Hungary keeps antagonising stance against EU, NATO

European Union
Viktor Orbán tests EU and NATO's patience.

Hungary is entering into collision against both the European Union and NATO, with both organisations losing patience over Viktor Orbán’s policies and decisions and accuse him and his government of violating treaties and stalling decisions.

The European Commission sent a formal notice to Hungary over a new law aimed at national sovereignty protection that according to the Commission violates EU law. The law was approved in December and its scope is allegedly to protect the country against political interference from abroad.
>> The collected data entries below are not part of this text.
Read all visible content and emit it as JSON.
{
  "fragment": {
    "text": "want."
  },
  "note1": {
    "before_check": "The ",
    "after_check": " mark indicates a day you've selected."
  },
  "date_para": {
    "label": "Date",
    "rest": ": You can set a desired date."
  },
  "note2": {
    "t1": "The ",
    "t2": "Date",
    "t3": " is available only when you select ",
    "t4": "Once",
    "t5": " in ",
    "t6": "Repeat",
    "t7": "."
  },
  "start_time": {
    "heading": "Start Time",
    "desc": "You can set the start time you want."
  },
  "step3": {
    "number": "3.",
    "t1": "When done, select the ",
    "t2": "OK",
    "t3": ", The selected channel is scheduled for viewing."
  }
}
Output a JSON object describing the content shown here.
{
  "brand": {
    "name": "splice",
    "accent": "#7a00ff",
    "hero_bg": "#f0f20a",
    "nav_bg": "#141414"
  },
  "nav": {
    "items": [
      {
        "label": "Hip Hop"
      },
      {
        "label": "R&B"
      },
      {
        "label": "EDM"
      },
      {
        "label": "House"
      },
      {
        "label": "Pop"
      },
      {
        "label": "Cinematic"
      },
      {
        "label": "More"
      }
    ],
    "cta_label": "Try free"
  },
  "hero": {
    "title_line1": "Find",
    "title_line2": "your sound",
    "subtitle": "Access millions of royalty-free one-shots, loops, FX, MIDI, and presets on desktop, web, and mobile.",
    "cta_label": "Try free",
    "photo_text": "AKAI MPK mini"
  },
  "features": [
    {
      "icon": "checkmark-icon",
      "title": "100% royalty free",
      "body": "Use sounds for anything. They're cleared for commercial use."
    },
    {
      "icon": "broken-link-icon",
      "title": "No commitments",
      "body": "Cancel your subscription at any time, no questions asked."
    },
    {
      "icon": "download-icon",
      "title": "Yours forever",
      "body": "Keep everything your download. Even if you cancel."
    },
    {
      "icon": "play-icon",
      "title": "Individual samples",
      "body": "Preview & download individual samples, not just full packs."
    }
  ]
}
To face the issue, Hungary will set up a new separate authority to monitor possible risk and will have the power to punish foreign financing for parties and groups with up to three years in prison.

The Commission said Wednesday that the new law violates EU laws on democracy and equal rights, data protection law and other internal market regulations. A spokesperson for the Commission added that “the setup of a new authority with wide-ranging powers and a strict regime of monitoring, enforcement and sanctioning also risks to seriously harm the democracy.”

The formal notice is a preliminary step before an infringement procedure is opened against the country. Hungary has two months to reply on the issue to avoid escalating the issue.

On the same day, US national security adviser Jake Sullivan urged Hungary to stop stalling Sweden’s accession to NATO before patience in the US grows thin. The remark was in response to a boycott from Orbán’s lawmakers for a vote on the issue. Fidesz’ MPs didn’t show up for an emergency session of the Hungarian parliament to vote on the Swedish bid.

The Nordic country decided to join the military alliance after years of neutrality following Russia’s invasion of Ukraine in 2022. However, its bid encountered several hurdles first from Turkey and then from Hungary. Turkey has since agreed in Sweden’s favour.

Hungary contests reports and remarks made by Swedish politicians on the state of Hungarian democracy and Fidesz is insisting that Sweden’s prime minister Ulf Kristersson must visit the country before Hungary can approve its NATO bid. Orbán said that he wants to speak with Kristersson on “future cooperation in the field of security and defence as allies and partners.”

Sullivan was in Brussels to meet with NATO’s top security officials. He said that “we heard security adviser after security adviser say that it’s past time for Sweden to get in, and to directly address the representative from Hungary.” Sullivan doesn’t expect anything in particular from Hungary, hoping “that there is a constructive resolution to this issue in the very near term” but reiterated that “of course our patience on this can’t be unlimited either.”

The Hungarian parliament should meet again on the issue on February 26, unless a special session is called to examine Sweden’s bid.